A la violence répondra toujours une contre-violence.

Par ailleurs, ces contre-violences sont autant de demandes de reconnaissances, de mises en mots, de justices, faites aux dirigeants, pour qu’ils s’engagent eux-mêmes dans les risques d’un débat, dans un conflit qui n’est pas réglé d’avance, mais soumis aux aléas du temps, de l’imprévu.

Rodrigo García

Rodrigo García est un auteur, scénographe et metteur en scène espagnol. Né en 1964 à Buenos Aires, en Argentine, il vit et travaille à Madrid depuis 1986 et y a créé la compagnie « La Carnicería Teatro » en 1989.

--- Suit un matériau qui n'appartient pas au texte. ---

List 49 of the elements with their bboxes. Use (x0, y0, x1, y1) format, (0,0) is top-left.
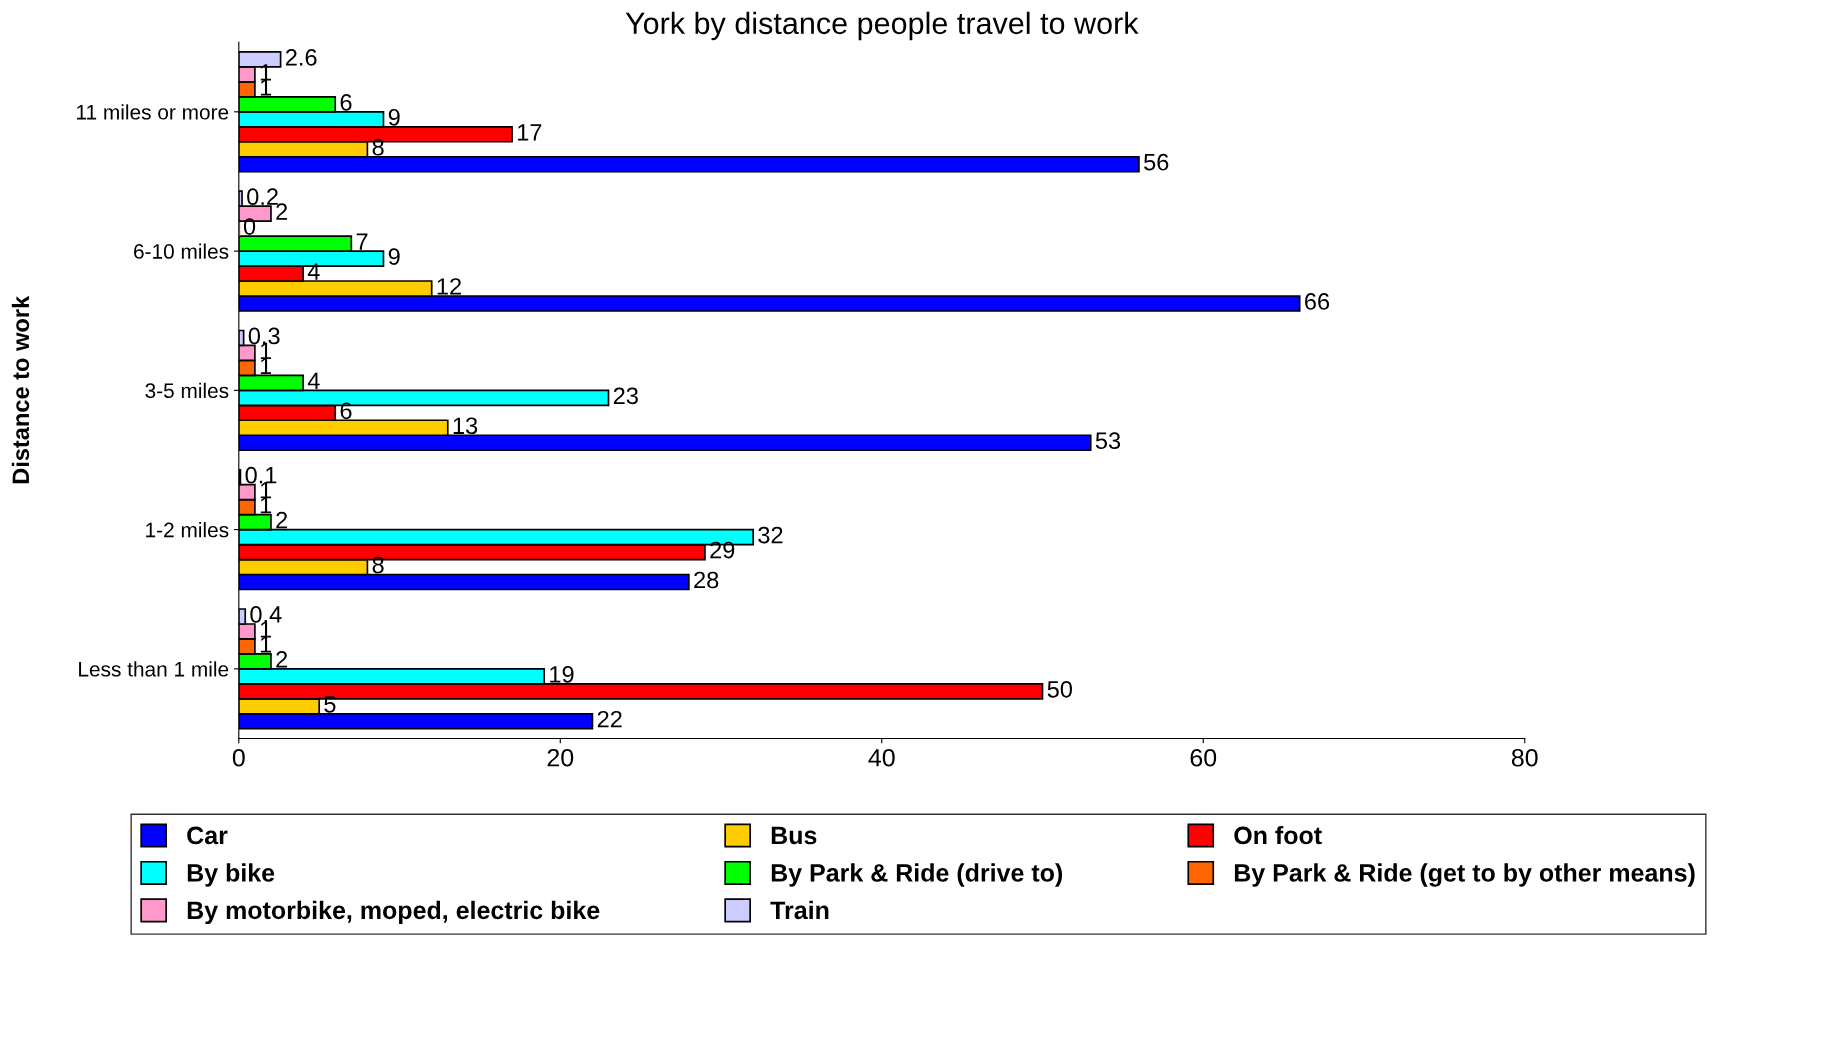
data-label: 5 (324, 696, 336, 713)
data-label: 22 (597, 710, 622, 728)
data-label: 17 (518, 124, 542, 141)
data-label: 19 (550, 665, 574, 683)
data-label: 53 (1095, 432, 1121, 450)
data-label: 2 (276, 511, 288, 529)
x-tick-label: 40 (868, 748, 895, 767)
data-label: 23 (613, 387, 638, 405)
data-label: 2 (276, 651, 288, 668)
y-tick-label: 3-5 miles (145, 382, 229, 399)
x-tick-label: 0 (232, 748, 245, 767)
data-label: 13 (453, 417, 478, 435)
y-axis-title: Distance to work (11, 295, 30, 484)
legend-label: Train (770, 900, 829, 920)
data-label: 28 (694, 571, 719, 589)
data-label: 56 (1144, 153, 1169, 171)
legend-label: Bus (771, 826, 817, 845)
y-tick-label: 6-10 miles (134, 243, 229, 259)
data-label: 66 (1305, 293, 1330, 310)
data-label: 8 (372, 138, 384, 156)
data-label: 0.2 (247, 188, 278, 206)
y-tick-label: 1-2 miles (146, 522, 229, 538)
data-label: 4 (307, 372, 320, 389)
legend-label: Car (187, 826, 228, 845)
legend-label: By motorbike, moped, electric bike (187, 900, 600, 925)
x-tick-label: 80 (1511, 748, 1538, 767)
legend-label: On foot (1234, 825, 1322, 845)
data-label: 9 (388, 108, 400, 126)
chart-title: York by distance people travel to work (625, 11, 1139, 41)
data-label: 0.1 (245, 466, 277, 484)
data-label: 2 (276, 203, 288, 220)
data-label: 2.6 (285, 49, 317, 66)
legend-label: By Park & Ride (get to by other means) (1234, 863, 1695, 887)
x-tick-label: 60 (1190, 748, 1217, 767)
data-label: 9 (388, 248, 400, 265)
data-label: 0.4 (250, 606, 282, 623)
data-label: 1 (260, 636, 272, 653)
x-tick-label: 20 (547, 748, 574, 767)
data-label: 7 (356, 233, 368, 250)
data-label: 1 (260, 79, 272, 96)
data-label: 12 (437, 278, 461, 295)
legend-label: By bike (187, 863, 275, 887)
y-tick-label: 11 miles or more (77, 104, 229, 120)
data-label: 32 (758, 526, 783, 544)
data-label: 6 (340, 93, 352, 111)
data-label: 8 (372, 556, 384, 574)
legend-label: By Park & Ride (drive to) (771, 863, 1063, 887)
data-label: 50 (1047, 680, 1072, 698)
y-tick-label: Less than 1 mile (79, 661, 229, 677)
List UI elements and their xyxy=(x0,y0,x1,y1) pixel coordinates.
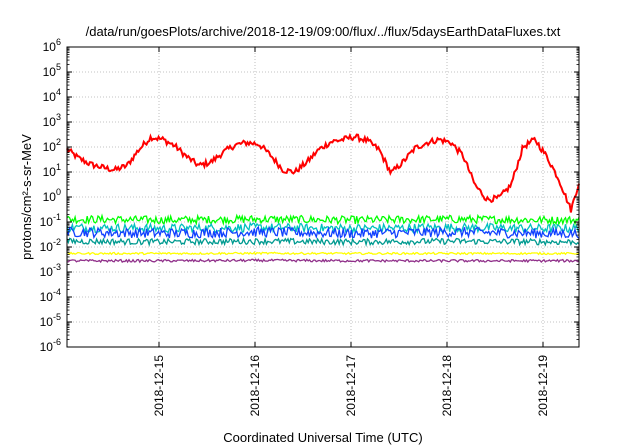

Il a écrit une quinzaine de textes, montés régulièrement sur les plus grandes scènes européennes (le Festival d’Avignon en tête). Rodrigo García réalise également les propres mises en scène de ses textes, toujours dans la ligne de l'expérimentation et de la recherche d'un langage personnel, éloigné du théâtre traditionnel.


Ses pièces phares sont : « Prométhée » (2001) ; « After Sun » (2002) ; « L’Histoire de Ronald le clown de chez McDonald’s » (2003) ; « J’ai acheté une pelle chez Ikea pour creuser ma tombe » (2003) ; « Jardinage humain » (2003) ; « Agamemnon » (2004) ; « Goya » (2005) ; « Et balancez mes cendres sur Mickey » (2007).

Le théâtre de Rodrigo García dérange et fascine car il formule le bruit et la fureur de nos sociétés guerrières. Entre humour et pessimisme, son écriture se caractérise par sa liberté de ton et son esthétique imprévisible. Ses pensées sont formulées par à-coups et rythment le discours de manière obsessionnelle et violente. Il existe toujours dans son œuvre l'idée de destruction, la volonté de démonter tous les mécanismes et les règles qui régissent notre société.

Le théâtre de Rodrigo García convoque tous les sens du spectateur à une expérience à la fois intime et publique. Une expérience qui attend et exige une réaction : sensible, intellectuelle, intempestive, dubitative.